Although early researchers often spoke of the left hemisphere as dominant, especially because of its linguistic and analytic talents, over the years it has become clear that the right hemisphere is far from stupid or passive. It is superior not only at recognizing facial expressions but also at handling problems requiring spatial–visual ability, the ability you use to read a map or follow a dress pattern. It is active during the creation and appreciation of art and music. It recognizes nonverbal sounds, such as a dog's barking. It also has some language ability. Typically, it can read a word briefly flashed to it and can understand an experimenter's instructions.

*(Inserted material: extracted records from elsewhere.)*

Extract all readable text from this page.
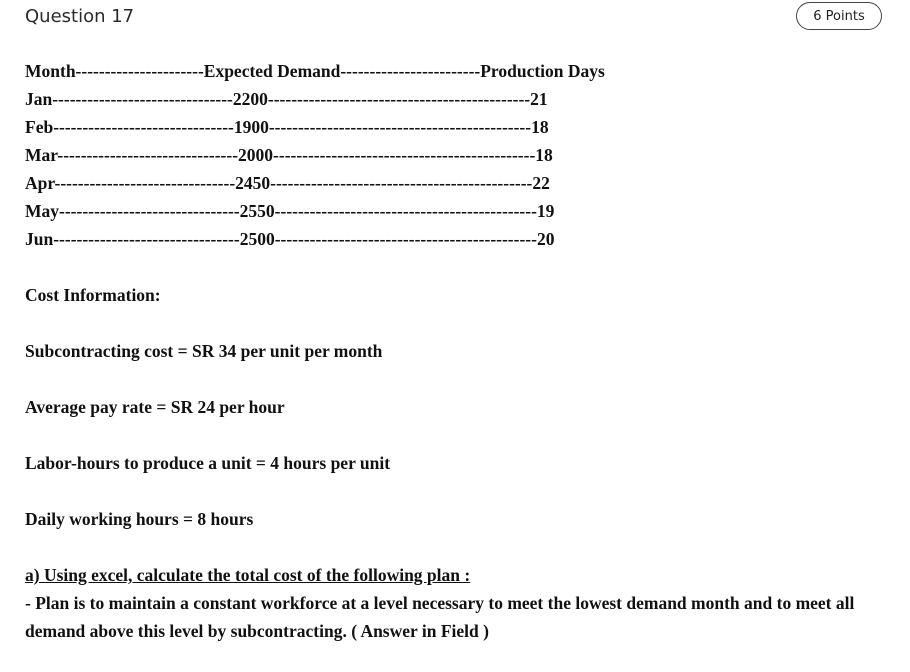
Question 17	6 Points
Month----------------------Expected Demand------------------------Production Days
Jan-------------------------------2200---------------------------------------------21
Feb-------------------------------1900---------------------------------------------18
Mar-------------------------------2000---------------------------------------------18
Apr-------------------------------2450---------------------------------------------22
May-------------------------------2550---------------------------------------------19
Jun--------------------------------2500---------------------------------------------20
Cost Information:
Subcontracting cost = SR 34 per unit per month
Average pay rate = SR 24 per hour
Labor-hours to produce a unit = 4 hours per unit
Daily working hours = 8 hours
a) Using excel, calculate the total cost of the following plan :
- Plan is to maintain a constant workforce at a level necessary to meet the lowest demand month and to meet all demand above this level by subcontracting. ( Answer in Field )
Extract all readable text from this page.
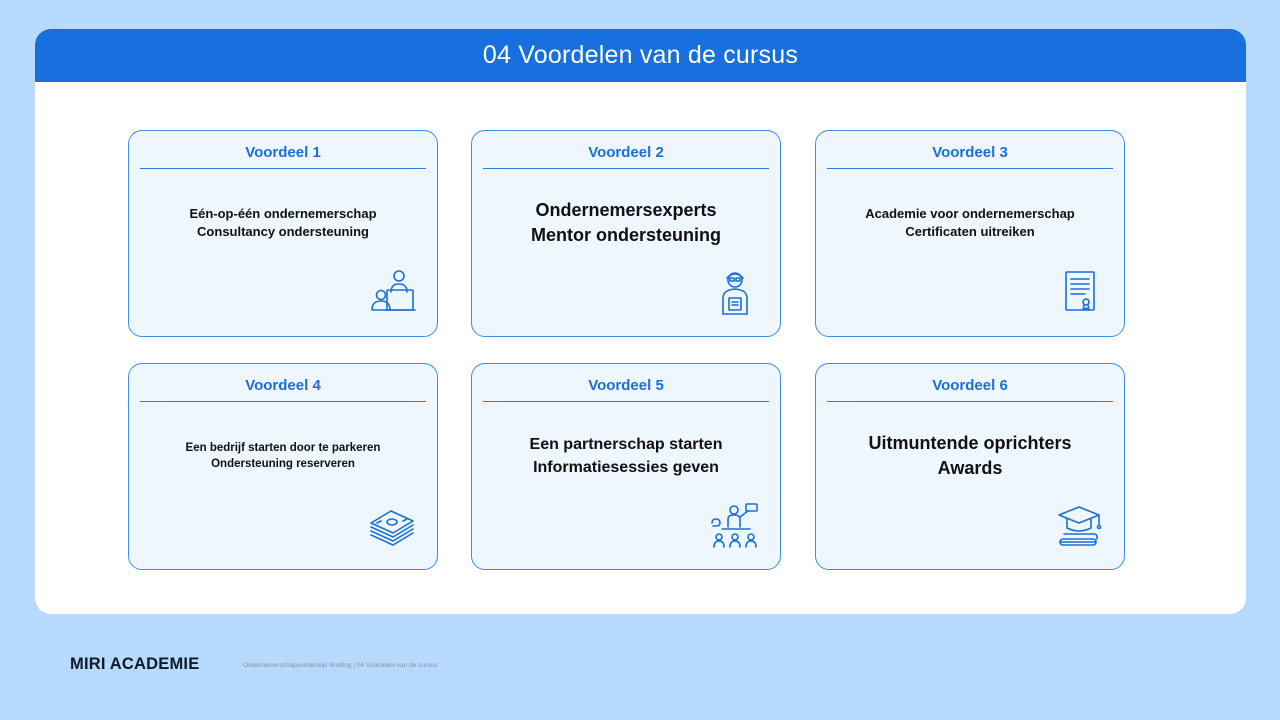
04 Voordelen van de cursus
Voordeel 1
Eén-op-één ondernemerschap
Consultancy ondersteuning
Voordeel 2
Ondernemersexperts
Mentor ondersteuning
Voordeel 3
Academie voor ondernemerschap
Certificaten uitreiken
Voordeel 4
Een bedrijf starten door te parkeren
Ondersteuning reserveren
Voordeel 5
Een partnerschap starten
Informatiesessies geven
Voordeel 6
Uitmuntende oprichters
Awards
MIRI ACADEMIE	Ondernemerschapsonderwijs Briefing | 04 Voordelen van de cursus
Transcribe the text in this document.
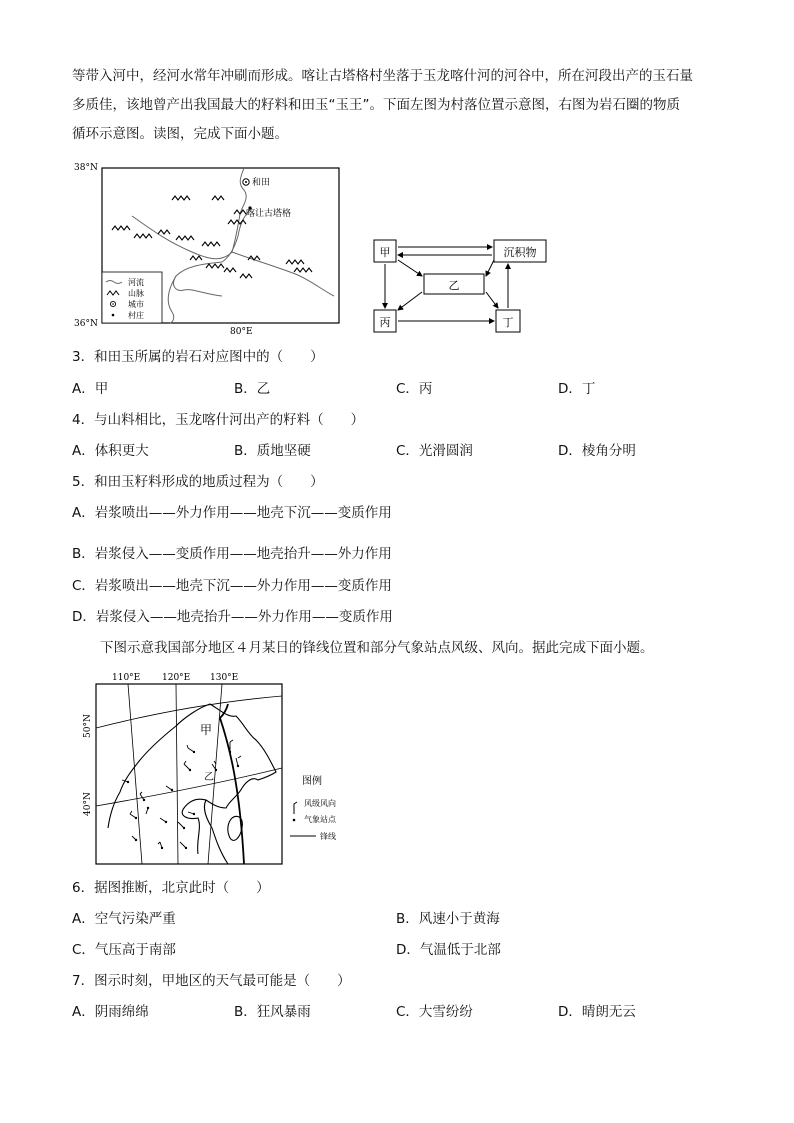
等带入河中，经河水常年冲刷而形成。喀让古塔格村坐落于玉龙喀什河的河谷中，所在河段出产的玉石量
多质佳，该地曾产出我国最大的籽料和田玉“玉王”。下面左图为村落位置示意图，右图为岩石圈的物质
循环示意图。读图，完成下面小题。
38°N
36°N
80°E
和田
喀让古塔格
河流
山脉
城市
村庄
甲	沉积物
乙
丙	丁
3．和田玉所属的岩石对应图中的（　　）
A．甲	B．乙	C．丙	D．丁
4．与山料相比，玉龙喀什河出产的籽料（　　）
A．体积更大	B．质地坚硬	C．光滑圆润	D．棱角分明
5．和田玉籽料形成的地质过程为（　　）
A．岩浆喷出——外力作用——地壳下沉——变质作用
B．岩浆侵入——变质作用——地壳抬升——外力作用
C．岩浆喷出——地壳下沉——外力作用——变质作用
D．岩浆侵入——地壳抬升——外力作用——变质作用
下图示意我国部分地区４月某日的锋线位置和部分气象站点风级、风向。据此完成下面小题。
110°E 120°E 130°E
50°N
40°N
甲
乙	图例
风级风向
气象站点
锋线
6．据图推断，北京此时（　　）
A．空气污染严重	B．风速小于黄海
C．气压高于南部	D．气温低于北部
7．图示时刻，甲地区的天气最可能是（　　）
A．阴雨绵绵	B．狂风暴雨	C．大雪纷纷	D．晴朗无云
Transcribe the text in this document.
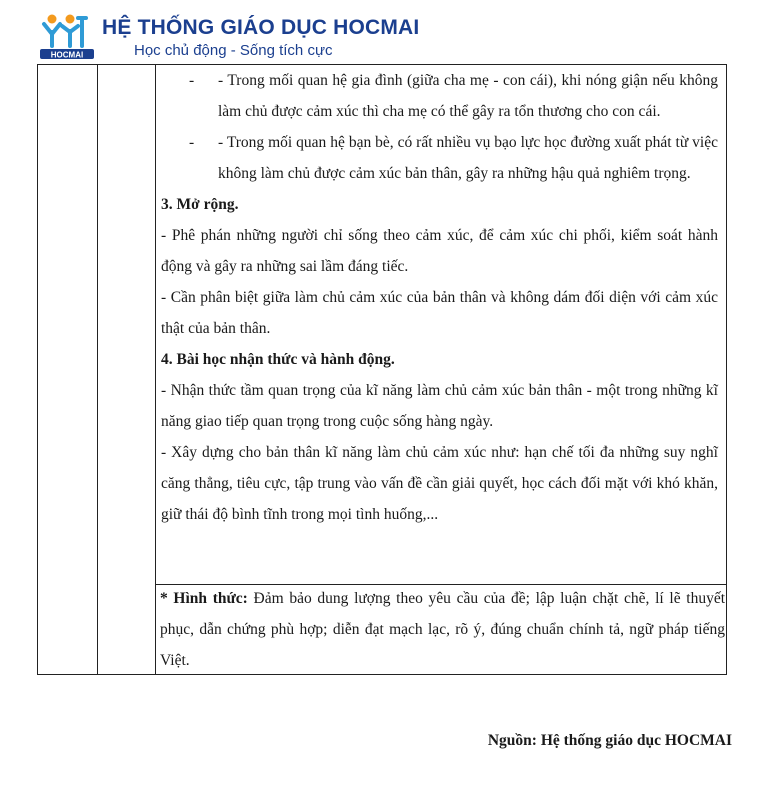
HOCMAI
HỆ THỐNG GIÁO DỤC HOCMAI
Học chủ động - Sống tích cực

- - Trong mối quan hệ gia đình (giữa cha mẹ - con cái), khi nóng giận nếu không làm chủ được cảm xúc thì cha mẹ có thể gây ra tổn thương cho con cái.

- - Trong mối quan hệ bạn bè, có rất nhiều vụ bạo lực học đường xuất phát từ việc không làm chủ được cảm xúc bản thân, gây ra những hậu quả nghiêm trọng.

3. Mở rộng.

- Phê phán những người chỉ sống theo cảm xúc, để cảm xúc chi phối, kiểm soát hành động và gây ra những sai lầm đáng tiếc.

- Cần phân biệt giữa làm chủ cảm xúc của bản thân và không dám đối diện với cảm xúc thật của bản thân.

4. Bài học nhận thức và hành động.

- Nhận thức tầm quan trọng của kĩ năng làm chủ cảm xúc bản thân - một trong những kĩ năng giao tiếp quan trọng trong cuộc sống hàng ngày.

- Xây dựng cho bản thân kĩ năng làm chủ cảm xúc như: hạn chế tối đa những suy nghĩ căng thẳng, tiêu cực, tập trung vào vấn đề cần giải quyết, học cách đối mặt với khó khăn, giữ thái độ bình tĩnh trong mọi tình huống,...

* Hình thức: Đảm bảo dung lượng theo yêu cầu của đề; lập luận chặt chẽ, lí lẽ thuyết phục, dẫn chứng phù hợp; diễn đạt mạch lạc, rõ ý, đúng chuẩn chính tả, ngữ pháp tiếng Việt.
Nguồn: Hệ thống giáo dục HOCMAI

Some researchers have also credited the right hemisphere with having a cognitive style that is intuitive and holistic, in contrast to the left hemisphere's more rational and analytic mode. This is a great oversimplification, one that has been promoted by books and programs that promise to make people more creative by making them more “right brained.” In reality, the differences between the two hemispheres are relative, not absolute—a matter of degree. And in most real-life activities, the two sides cooperate naturally, with each making a valuable contribution. In visual perception, the left hemisphere generally “sees” the details, while the right hemisphere “sees” how they fit together (Robertson, Lamb, & Knight, 1988). In speech perception, the left hemisphere “hears” the individual sounds that make up the words, but the right hemisphere “hears” the intonation that tells us if the speaker is happy, sad, or sarcastic. In emotion, the left hemisphere “feels” emotions that lead us to approach situations or people, whereas the right hemisphere “feels” emotions that lead us to withdraw to safety (Davidson, 1992). Most thoughts and behaviors require the left and right hemispheres to work together. This is why it is wrong to think of a person as “left brained” or “right brained” and why we must be cautious about thinking of the two sides as two “minds.” As Roger Sperry (1982) himself noted long ago, “The left–right dichotomy . . . is an idea with which it is very easy to run wild.”